The SIP Forum is actively seeking participation from attendees of IETF 70, and has made an official call for papers.

The Call for Papers (which closed on November 27th) and other information about the event can be found in this PDF document. Here is the relevant section about the aim of the workshop:

SIP has been gaining traction as a preferred network signaling protocol for real-time communications networks. There has been a considerable amount of low-level protocol testing and interoperability, such as provided by the SIP Interoperability Test event, or SIPit, which is in its seventh year. There are many independent implementations of
clients, servers, proxies, back-to-back User Agents, registrars, and the like. In addition, there are significant network deployments, many at scale.

While this is all good, deployment experience is showing that interoperability is difficult to achieve. Products from a single vendor tend to work well with each other. However, multi-vendor interoperability, especially above the basic stack level, has historically been difficult to achieve. In fact, the proof point of the success of vendors attending SIPit indicates interoperability problems may not be due to the specification itself.
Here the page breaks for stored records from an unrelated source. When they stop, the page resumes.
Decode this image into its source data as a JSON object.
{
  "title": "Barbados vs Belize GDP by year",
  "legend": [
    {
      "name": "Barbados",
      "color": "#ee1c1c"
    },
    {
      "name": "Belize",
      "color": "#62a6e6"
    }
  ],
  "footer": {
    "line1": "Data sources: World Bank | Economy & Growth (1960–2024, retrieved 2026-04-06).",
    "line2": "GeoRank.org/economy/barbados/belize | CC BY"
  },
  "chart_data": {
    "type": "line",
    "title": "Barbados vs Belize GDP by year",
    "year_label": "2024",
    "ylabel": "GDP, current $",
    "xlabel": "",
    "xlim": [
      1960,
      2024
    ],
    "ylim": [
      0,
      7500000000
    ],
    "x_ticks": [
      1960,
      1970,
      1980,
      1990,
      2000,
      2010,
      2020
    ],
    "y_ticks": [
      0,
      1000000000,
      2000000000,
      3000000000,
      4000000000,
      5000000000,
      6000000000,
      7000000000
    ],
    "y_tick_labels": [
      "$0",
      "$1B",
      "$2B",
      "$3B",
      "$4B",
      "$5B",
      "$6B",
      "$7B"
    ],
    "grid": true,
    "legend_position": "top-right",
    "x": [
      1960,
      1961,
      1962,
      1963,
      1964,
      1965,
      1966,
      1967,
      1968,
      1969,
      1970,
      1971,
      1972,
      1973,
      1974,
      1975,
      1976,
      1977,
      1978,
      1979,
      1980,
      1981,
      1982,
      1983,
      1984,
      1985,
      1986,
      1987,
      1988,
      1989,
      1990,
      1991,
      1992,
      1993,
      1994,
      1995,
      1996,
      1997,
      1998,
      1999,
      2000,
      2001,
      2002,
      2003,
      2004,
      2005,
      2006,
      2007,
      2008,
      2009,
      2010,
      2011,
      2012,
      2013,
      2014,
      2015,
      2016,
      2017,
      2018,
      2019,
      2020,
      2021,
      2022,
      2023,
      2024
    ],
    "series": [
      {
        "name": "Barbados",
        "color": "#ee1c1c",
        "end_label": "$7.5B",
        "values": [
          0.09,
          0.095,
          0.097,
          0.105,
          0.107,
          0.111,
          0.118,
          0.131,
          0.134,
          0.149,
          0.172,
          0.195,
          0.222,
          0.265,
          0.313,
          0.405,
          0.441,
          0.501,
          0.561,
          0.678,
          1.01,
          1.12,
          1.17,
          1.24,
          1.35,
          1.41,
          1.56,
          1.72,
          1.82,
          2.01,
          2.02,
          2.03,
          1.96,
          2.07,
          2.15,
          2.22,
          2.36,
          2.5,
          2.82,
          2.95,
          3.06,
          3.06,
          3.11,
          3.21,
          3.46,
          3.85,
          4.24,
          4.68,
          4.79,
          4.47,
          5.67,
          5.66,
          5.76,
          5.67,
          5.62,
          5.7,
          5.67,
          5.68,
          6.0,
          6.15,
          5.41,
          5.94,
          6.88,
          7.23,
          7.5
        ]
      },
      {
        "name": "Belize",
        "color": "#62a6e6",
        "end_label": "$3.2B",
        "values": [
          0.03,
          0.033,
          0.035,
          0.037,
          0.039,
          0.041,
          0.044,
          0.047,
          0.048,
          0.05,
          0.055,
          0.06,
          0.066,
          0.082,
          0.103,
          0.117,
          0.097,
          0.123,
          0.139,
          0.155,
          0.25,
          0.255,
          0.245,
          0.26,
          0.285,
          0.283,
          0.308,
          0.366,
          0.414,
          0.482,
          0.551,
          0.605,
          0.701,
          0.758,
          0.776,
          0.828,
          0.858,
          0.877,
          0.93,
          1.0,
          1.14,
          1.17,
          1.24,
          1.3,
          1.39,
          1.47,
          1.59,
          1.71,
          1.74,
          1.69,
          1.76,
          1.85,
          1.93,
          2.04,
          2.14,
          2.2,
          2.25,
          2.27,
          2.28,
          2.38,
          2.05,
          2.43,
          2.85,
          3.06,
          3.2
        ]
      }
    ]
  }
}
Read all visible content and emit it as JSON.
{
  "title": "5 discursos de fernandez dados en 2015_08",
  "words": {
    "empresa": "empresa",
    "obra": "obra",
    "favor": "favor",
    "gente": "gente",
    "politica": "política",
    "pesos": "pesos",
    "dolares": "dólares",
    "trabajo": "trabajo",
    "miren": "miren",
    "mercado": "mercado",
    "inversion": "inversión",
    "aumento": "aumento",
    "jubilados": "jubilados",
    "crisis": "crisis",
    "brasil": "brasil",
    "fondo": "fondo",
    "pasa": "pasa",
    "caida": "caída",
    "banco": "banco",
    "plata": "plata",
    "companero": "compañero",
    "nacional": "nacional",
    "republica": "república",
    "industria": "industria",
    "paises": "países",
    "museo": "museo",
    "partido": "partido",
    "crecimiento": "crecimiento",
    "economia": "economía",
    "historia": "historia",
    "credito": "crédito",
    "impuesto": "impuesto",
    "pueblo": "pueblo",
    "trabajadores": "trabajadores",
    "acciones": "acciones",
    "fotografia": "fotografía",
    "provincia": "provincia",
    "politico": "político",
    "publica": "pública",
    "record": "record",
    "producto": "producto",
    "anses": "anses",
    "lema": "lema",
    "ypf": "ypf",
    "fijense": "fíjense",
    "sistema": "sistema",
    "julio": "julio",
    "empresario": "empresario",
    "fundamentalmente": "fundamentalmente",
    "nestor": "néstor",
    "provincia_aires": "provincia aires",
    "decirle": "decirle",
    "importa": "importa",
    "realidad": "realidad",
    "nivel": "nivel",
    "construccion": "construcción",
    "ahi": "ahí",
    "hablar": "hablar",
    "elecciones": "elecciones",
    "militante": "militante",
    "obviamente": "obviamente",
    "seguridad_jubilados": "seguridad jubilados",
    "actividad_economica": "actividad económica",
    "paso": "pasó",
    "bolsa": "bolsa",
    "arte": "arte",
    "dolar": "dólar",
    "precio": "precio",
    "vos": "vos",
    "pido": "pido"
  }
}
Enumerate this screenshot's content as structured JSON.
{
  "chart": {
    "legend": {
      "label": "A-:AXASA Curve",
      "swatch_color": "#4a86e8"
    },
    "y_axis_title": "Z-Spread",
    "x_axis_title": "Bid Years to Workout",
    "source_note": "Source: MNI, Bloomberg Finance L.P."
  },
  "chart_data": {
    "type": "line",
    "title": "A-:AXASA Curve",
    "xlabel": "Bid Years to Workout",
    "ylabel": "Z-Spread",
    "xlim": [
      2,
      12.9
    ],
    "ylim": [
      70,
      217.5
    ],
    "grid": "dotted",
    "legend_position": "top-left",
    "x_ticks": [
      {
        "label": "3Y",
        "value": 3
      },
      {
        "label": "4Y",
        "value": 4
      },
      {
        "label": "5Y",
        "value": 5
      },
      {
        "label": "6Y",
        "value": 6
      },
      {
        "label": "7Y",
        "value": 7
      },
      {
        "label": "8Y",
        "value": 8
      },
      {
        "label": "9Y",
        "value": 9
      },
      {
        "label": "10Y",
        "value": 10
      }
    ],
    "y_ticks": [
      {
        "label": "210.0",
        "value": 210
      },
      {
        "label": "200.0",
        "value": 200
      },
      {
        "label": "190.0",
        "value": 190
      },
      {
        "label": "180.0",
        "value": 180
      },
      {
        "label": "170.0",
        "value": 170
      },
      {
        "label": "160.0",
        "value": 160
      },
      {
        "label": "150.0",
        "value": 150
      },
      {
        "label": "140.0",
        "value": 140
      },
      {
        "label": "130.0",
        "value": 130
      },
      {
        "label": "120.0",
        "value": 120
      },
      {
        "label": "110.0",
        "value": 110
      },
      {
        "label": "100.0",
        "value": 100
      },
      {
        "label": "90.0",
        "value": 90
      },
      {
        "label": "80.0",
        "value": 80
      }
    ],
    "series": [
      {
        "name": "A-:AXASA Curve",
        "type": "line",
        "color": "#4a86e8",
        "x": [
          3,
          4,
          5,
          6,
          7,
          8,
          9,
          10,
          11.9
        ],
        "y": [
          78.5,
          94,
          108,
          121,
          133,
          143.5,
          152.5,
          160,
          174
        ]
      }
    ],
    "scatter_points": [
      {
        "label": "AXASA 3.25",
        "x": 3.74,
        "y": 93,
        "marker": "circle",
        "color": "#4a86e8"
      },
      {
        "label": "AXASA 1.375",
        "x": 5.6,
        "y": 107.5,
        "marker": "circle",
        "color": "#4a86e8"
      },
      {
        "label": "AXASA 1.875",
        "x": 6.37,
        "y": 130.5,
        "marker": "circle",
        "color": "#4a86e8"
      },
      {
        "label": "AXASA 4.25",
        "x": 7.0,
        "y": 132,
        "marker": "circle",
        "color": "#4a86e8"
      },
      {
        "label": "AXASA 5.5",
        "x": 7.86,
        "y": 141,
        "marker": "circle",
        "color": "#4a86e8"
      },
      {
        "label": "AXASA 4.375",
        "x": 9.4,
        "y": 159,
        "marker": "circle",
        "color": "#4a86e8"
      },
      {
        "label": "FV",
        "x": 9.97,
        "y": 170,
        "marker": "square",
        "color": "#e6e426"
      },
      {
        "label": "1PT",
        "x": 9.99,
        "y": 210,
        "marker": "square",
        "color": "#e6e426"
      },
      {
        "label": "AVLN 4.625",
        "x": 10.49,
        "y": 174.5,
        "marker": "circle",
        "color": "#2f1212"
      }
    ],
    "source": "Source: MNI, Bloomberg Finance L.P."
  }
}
This workshop serves as a forum to bring together researchers, engineers, and service providers to exchange ideas, share experiences, and propose approaches to address interoperability problems. Particular focus will be on systemic or architectural problems, as opposed to simple implementation errors.

If the workshop identifies concrete proposals to improve interoperability that would require modifications to the underlying protocols, these proposals will be forwarded to the appropriate groups in the IETF.

I’ll be there on Monday… if any of you are as well, I will look forward to seeing you there.